Until the year 1961, the Savings Bank work of the post office was under the supervision and control of the Indian Audit and Accounts Department of which the Comptroller and Auditor General of India is the Head. The branches of the Indian Audit and Accounts Department doing the Savings Bank work and the work of auditing P & T accounts were called P & T Audit Offices.

The Government of India having decided that the Savings Bank work should be taken over by the P & T Department, the audit offices were relieved of that responsibility by stages during the years 1961 to 1964 and a new Organisation called the Savings Bank Control Organisation and Savings Bank Internal Check Organisation (SBCO-ICO) was created on May 4, 1962. With the setting up of that organisation, volunteers were given the option of joining it. Amongst those who were thus invited to opt for service in the new Organisation were Upper Division Clerks in the Audit Offices, Lower Division Clerks who had qualified for promotion to the Upper Division Clerks' cadre in the audit offices, employees under the Post Master General and lastly those from amongst the time-scale clerks in the P & T Accounts Organisation. Employees belonging to the aforesaid departments who opted for service in the new Organisation were transferred thereto in the interest of public service.

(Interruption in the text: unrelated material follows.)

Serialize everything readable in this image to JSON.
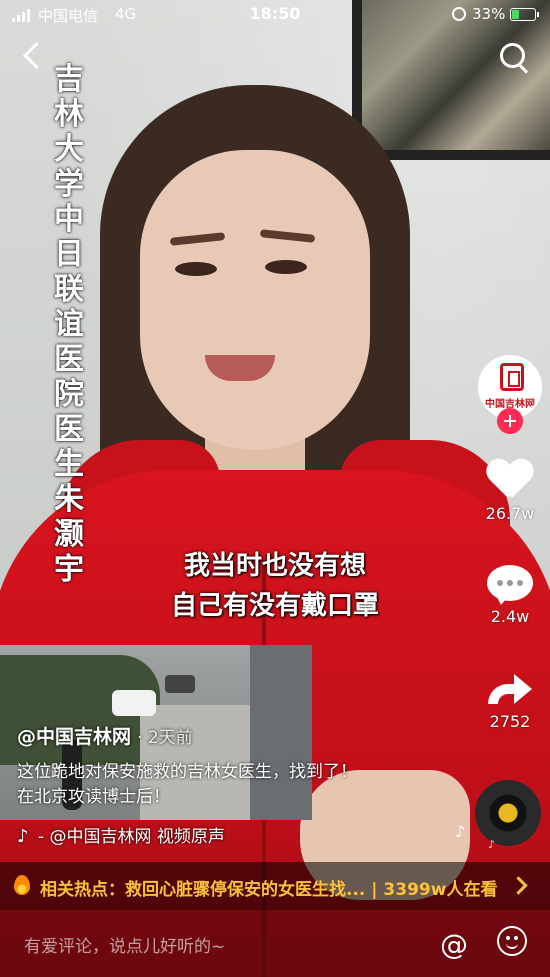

"Under the new scheme the audit office UDCs will get the posts of Head Clerks to the extent of 20% of their strength instead of 10% as at present. The remaining posts of Head Clerks will go to the non-audit UDCs."

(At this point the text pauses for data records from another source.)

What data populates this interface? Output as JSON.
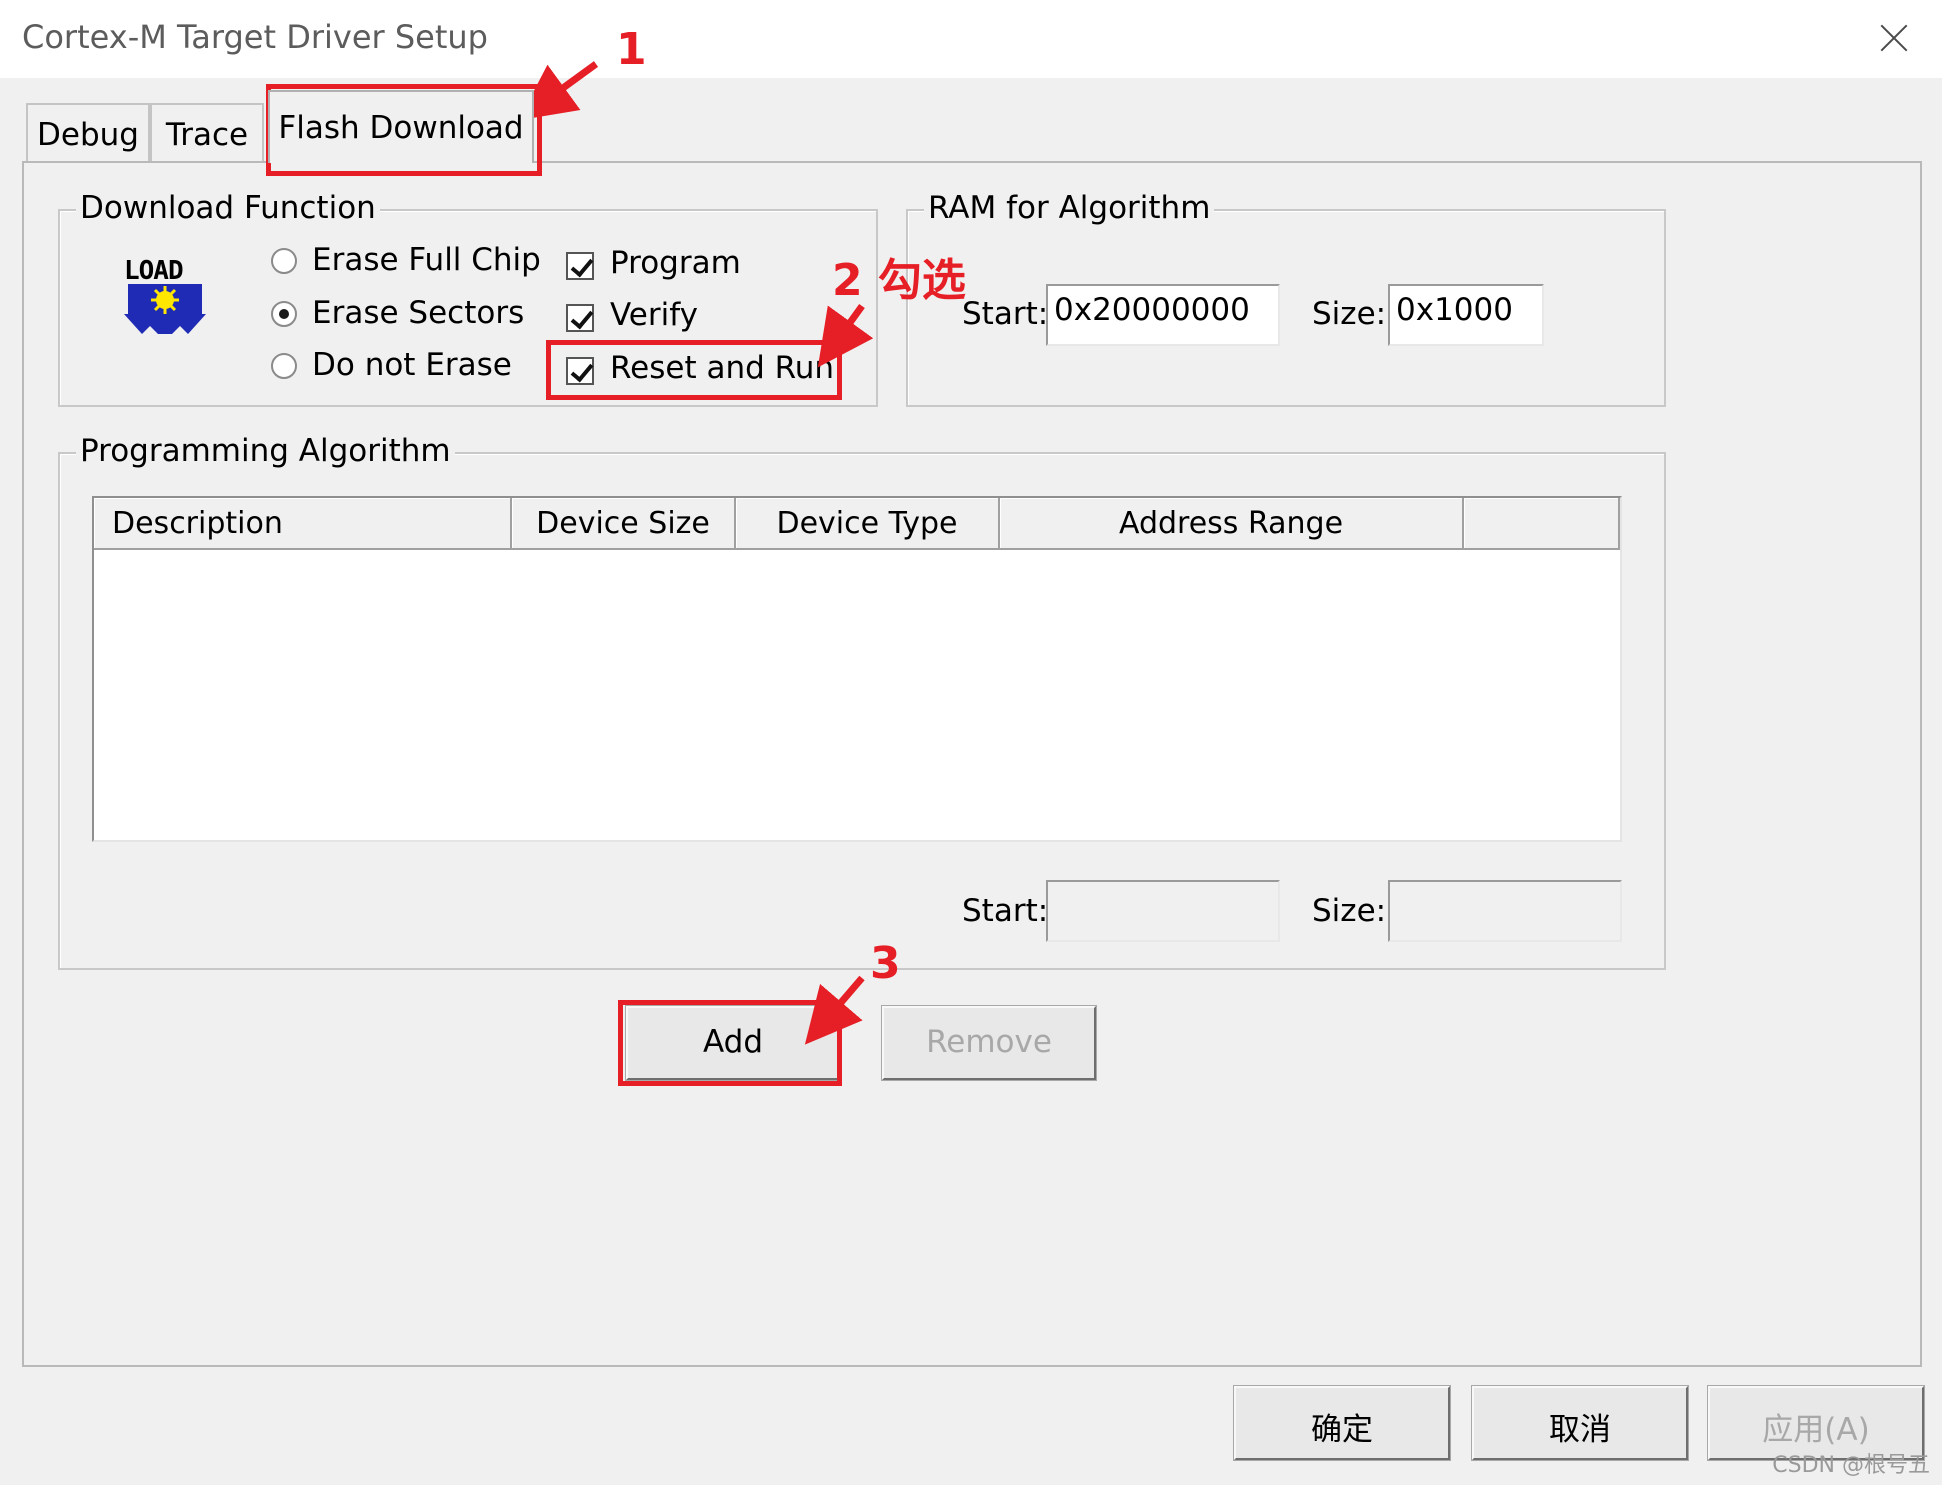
{
  "window": {
    "title": "Cortex-M Target Driver Setup"
  },
  "tabs": [
    {
      "label": "Debug",
      "active": false
    },
    {
      "label": "Trace",
      "active": false
    },
    {
      "label": "Flash Download",
      "active": true
    }
  ],
  "download_function": {
    "label": "Download Function",
    "logo_text": "LOAD",
    "erase_options": [
      {
        "label": "Erase Full Chip",
        "selected": false
      },
      {
        "label": "Erase Sectors",
        "selected": true
      },
      {
        "label": "Do not Erase",
        "selected": false
      }
    ],
    "checks": [
      {
        "label": "Program",
        "checked": true
      },
      {
        "label": "Verify",
        "checked": true
      },
      {
        "label": "Reset and Run",
        "checked": true
      }
    ]
  },
  "ram_for_algorithm": {
    "label": "RAM for Algorithm",
    "start_label": "Start:",
    "start_value": "0x20000000",
    "size_label": "Size:",
    "size_value": "0x1000"
  },
  "programming_algorithm": {
    "label": "Programming Algorithm",
    "columns": [
      "Description",
      "Device Size",
      "Device Type",
      "Address Range",
      ""
    ],
    "rows": [],
    "start_label": "Start:",
    "start_value": "",
    "size_label": "Size:",
    "size_value": ""
  },
  "buttons": {
    "add": "Add",
    "remove": "Remove",
    "ok": "确定",
    "cancel": "取消",
    "apply": "应用(A)"
  },
  "annotations": {
    "step1": "1",
    "step2": "2 勾选",
    "step3": "3",
    "color": "#e61e25"
  },
  "watermark": "CSDN @根号五"
}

This is the other of the two impugned letters. The petitioners contend that the classification of the Upper Division Clerks for the purpose of promotion to the Selection Grade/Head Clerks Cadre, on the basis of the sources from which they are drawn and the limiting of the promotional posts available to them to 10% in the case of Selection Grade Posts and 20% in the case of the posts of the Head Clerks has resulted in stagnation of the UDCs., who joined the new organisation from the Audit Offices. The petitioners' grievance is that UDCs. who joined that organisation from the P & T offices and who were junior to them in terms of the length of service in the U.D.C. cadre have been already promoted to the Selection Grade/Head Clerks cadre. This classification of the U.D.Cs. of the SBCO-ICO into two groups for the purpose of promotion on the basis of the sources from which they are drawn is challenged by the petitioners as discriminatory, arbitrary and unreasonable. According to them, since the promotional post is a non-selection post, the only criterion for promotion from amongst the U.D.Cs. in the SBCO-ICO can be the length of service in the cadre of U.D.Cs., subject to fitness.

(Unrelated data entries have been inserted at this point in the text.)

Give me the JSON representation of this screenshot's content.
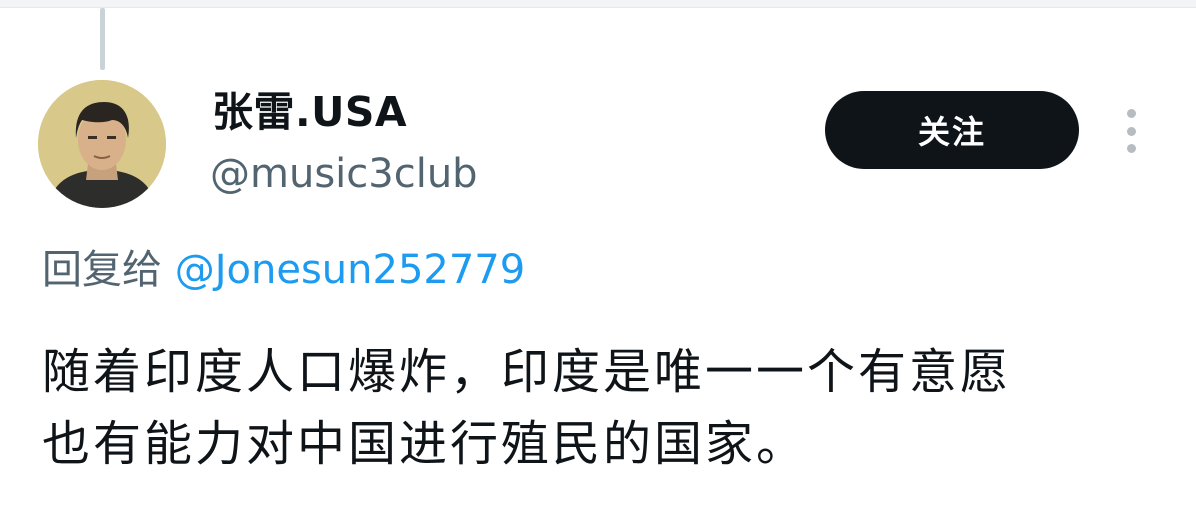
{
  "author": {
    "display_name": "张雷.USA",
    "handle": "@music3club",
    "avatar_icon": "person-avatar-icon"
  },
  "actions": {
    "follow_label": "关注",
    "more_icon": "more-vertical-icon"
  },
  "reply": {
    "prefix": "回复给",
    "mention": "@Jonesun252779"
  },
  "tweet": {
    "lines": [
      "随着印度人口爆炸，印度是唯一一个有意愿",
      "也有能力对中国进行殖民的国家。"
    ]
  },
  "colors": {
    "text_primary": "#0f1419",
    "text_secondary": "#536471",
    "link": "#1d9bf0",
    "button_bg": "#0f1419"
  }
}
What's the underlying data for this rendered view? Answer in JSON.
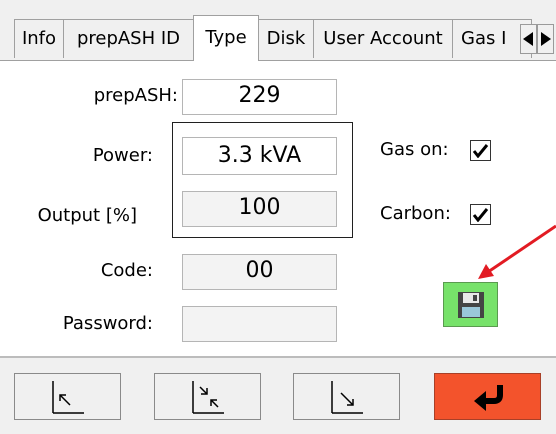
{
  "tabs": [
    {
      "label": "Info",
      "active": false
    },
    {
      "label": "prepASH ID",
      "active": false
    },
    {
      "label": "Type",
      "active": true
    },
    {
      "label": "Disk",
      "active": false
    },
    {
      "label": "User Account",
      "active": false
    },
    {
      "label": "Gas I",
      "active": false
    }
  ],
  "form": {
    "prepash_label": "prepASH:",
    "prepash_value": "229",
    "power_label": "Power:",
    "power_value": "3.3 kVA",
    "output_label": "Output [%]",
    "output_value": "100",
    "code_label": "Code:",
    "code_value": "00",
    "password_label": "Password:",
    "password_value": "",
    "gas_on_label": "Gas on:",
    "gas_on_checked": true,
    "carbon_label": "Carbon:",
    "carbon_checked": true
  },
  "icons": {
    "tab_scroll_left": "triangle-left-icon",
    "tab_scroll_right": "triangle-right-icon",
    "save": "floppy-disk-icon",
    "bottom_1": "arrow-up-left-icon",
    "bottom_2": "arrows-collapse-diagonal-icon",
    "bottom_3": "arrow-down-right-icon",
    "bottom_4": "return-arrow-icon"
  },
  "colors": {
    "save_button": "#77e26a",
    "return_button": "#f3532c",
    "annotation_arrow": "#e21b23"
  }
}
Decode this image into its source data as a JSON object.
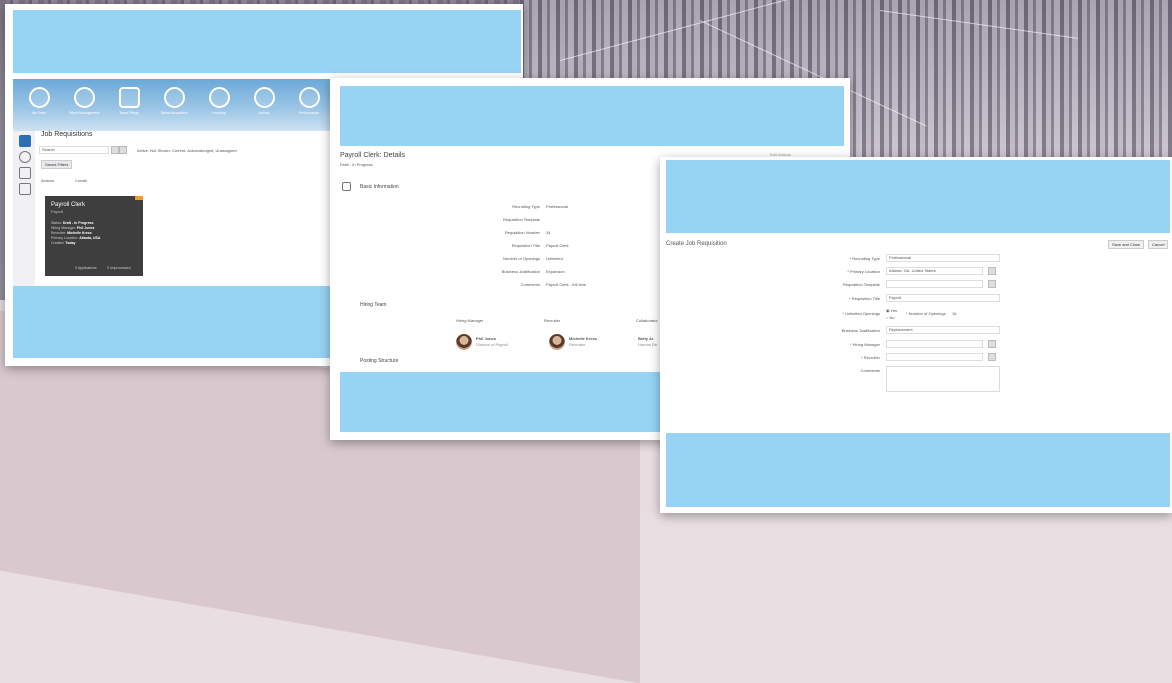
{
  "window1": {
    "nav_items": [
      {
        "label": "Me Team",
        "icon": "team-icon"
      },
      {
        "label": "Talent Management",
        "icon": "talent-icon"
      },
      {
        "label": "Team Filings",
        "icon": "filings-icon"
      },
      {
        "label": "Talent Acquisition",
        "icon": "acquisition-icon"
      },
      {
        "label": "Learning",
        "icon": "learning-icon"
      },
      {
        "label": "Actions",
        "icon": "actions-icon"
      },
      {
        "label": "Performance",
        "icon": "performance-icon"
      }
    ],
    "page_title": "Job Requisitions",
    "search_placeholder": "Search",
    "filter_text": "Saved Filters",
    "filter_chips": "Active, Not Shown: Current, Acknowledged, Unassigned",
    "actions_label": "Actions",
    "create_label": "Create",
    "card": {
      "title": "Payroll Clerk",
      "subtitle": "Payroll",
      "rows": [
        {
          "k": "Status",
          "v": "Draft - In Progress"
        },
        {
          "k": "Hiring Manager",
          "v": "Phil Jones"
        },
        {
          "k": "Recruiter",
          "v": "Michelle Kress"
        },
        {
          "k": "Primary Location",
          "v": "Atlanta, USA"
        },
        {
          "k": "Created",
          "v": "Today"
        }
      ],
      "footer_left": "0 Applications",
      "footer_right": "0 Unprocessed"
    }
  },
  "window2": {
    "title": "Payroll Clerk: Details",
    "status": "Draft - In Progress",
    "section_basic": "Basic Information",
    "fields": [
      {
        "k": "Recruiting Type",
        "v": "Professional"
      },
      {
        "k": "Requisition Template",
        "v": ""
      },
      {
        "k": "Requisition Number",
        "v": "34"
      },
      {
        "k": "Requisition Title",
        "v": "Payroll Clerk"
      },
      {
        "k": "Number of Openings",
        "v": "Unlimited"
      },
      {
        "k": "Business Justification",
        "v": "Expansion"
      },
      {
        "k": "Comments",
        "v": "Payroll Clerk - full time"
      }
    ],
    "section_hiring": "Hiring Team",
    "team_headers": [
      "Hiring Manager",
      "Recruiter",
      "Collaborator"
    ],
    "team": [
      {
        "name": "Phil Jones",
        "role": "Director of Payroll"
      },
      {
        "name": "Michelle Kress",
        "role": "Recruiter"
      },
      {
        "name": "Betty Ar",
        "role": "Human Re"
      }
    ],
    "section_posting": "Posting Structure",
    "top_right": "Edit    Actions"
  },
  "window3": {
    "title": "Create Job Requisition",
    "btn_save": "Save and Close",
    "btn_cancel": "Cancel",
    "fields": [
      {
        "k": "* Recruiting Type",
        "v": "Professional"
      },
      {
        "k": "* Primary Location",
        "v": "Atlanta, GA, United States"
      },
      {
        "k": "Requisition Template",
        "v": ""
      },
      {
        "k": "* Requisition Title",
        "v": "Payroll"
      },
      {
        "k": "* Unlimited Openings",
        "v": "Yes"
      },
      {
        "k": "Business Justification",
        "v": "Replacement"
      },
      {
        "k": "* Hiring Manager",
        "v": ""
      },
      {
        "k": "* Recruiter",
        "v": ""
      },
      {
        "k": "Comments",
        "v": ""
      }
    ],
    "openings_no": "No",
    "openings_count_label": "* Number of Openings",
    "openings_count": "16"
  },
  "colors": {
    "placeholder_blue": "#97d3f3",
    "nav_blue": "#6aa9d8",
    "accent_orange": "#f39c2b"
  }
}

In the result, we allow the writ petition partly and quash the directions issued by respondent 2 by his letters of May 16, 1975 and May 29,1965 to the effect that U.D.Cs. drawn from the Audit Offices will be eligible for promotion to the Selection Grade on the basis of 10 per cent of the posts held by them or to the Head Clerks' Cadre on the basis of 20 per cent of the posts held by them in SBCO-ICO. They and the other U.D.Cs. will accordingly be entitled equally to promotional opportunities. We direct that the petitioners, and others similarly situated as them, shall be promoted to the Selection Grade/ Head Clerks Cadre with effect from the dates on which they were due for promotion, by applying the test of seniority-cum-fitness. Since we have upheld the provision in Column 10 of item 3 of the Schedule to the Recruitment Rules, 1969, the petitioners will have become eligible for promotion after completing 10 years' service in SBCO-ICO. Since the demotion of the respondents or any of them is likely to lead to undue hardship to them and to some administrative confusion, the Government may create supernumerary posts to which the petitioners and others similarly situated as them, may be promoted. We are informed that consequent upon the judgments of the High Courts of Kerala and Karnataka, the Government has adopted a similar course in the Kerala and Karnataka Circles.